Nairobi implemented curfews and a city containment policy, meaning mobility within Nairobi was allowed, but not from the city to other parts of the country. This type of less restrictive lockdown was necessary for a place like Nairobi where people must leave home daily for basic needs and may need to travel around the city for work. Even without strict enforcement, most travel outside of one’s informal settlement was only for work or job hunting; less than 15% of respondents that reported citywide mobility said it was for social reasons or seeking healthcare. To better protect these residents, research on how to increase adoption of preventive behaviors on public transportation (e.g., wearing a mask, opening windows, or leaving seats empty) is needed.
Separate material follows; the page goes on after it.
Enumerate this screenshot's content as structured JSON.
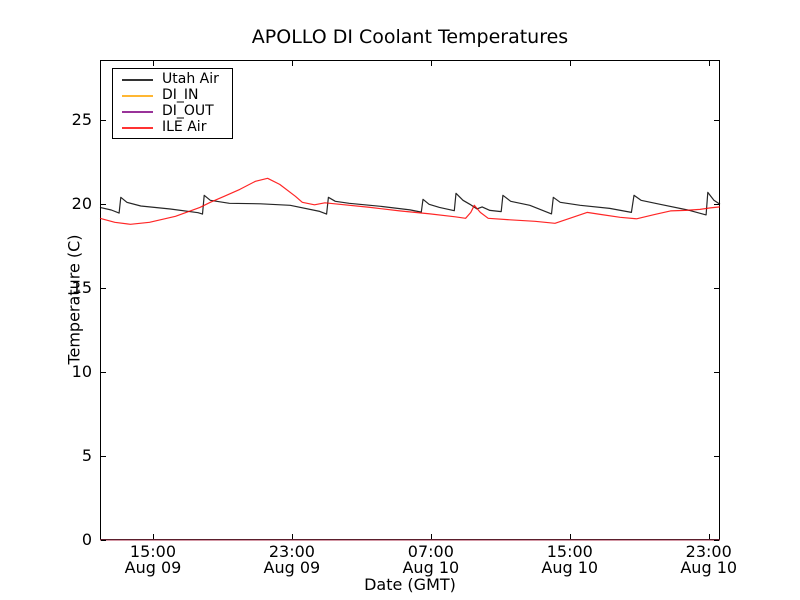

Additionally, more in-depth research on why residents are leaving home, with attention to gender specific needs, could help policymakers identify targeted opportunities for intervention to reduce transmission of COVID-19 within informal settlements, for example, promotion of physical distancing at water pumps or distribution of masks at local markets or on matatus. Because economic insecurities preclude slums residents from staying home completely, it is critical to develop tailored policies and programs so that they can travel safely and reduce the spread of COVID-19. Additional resources and support to increase the option of sheltering in place, particularly for high-risk individuals could also be promoted, discouraging unnecessary citywide travel and interactions.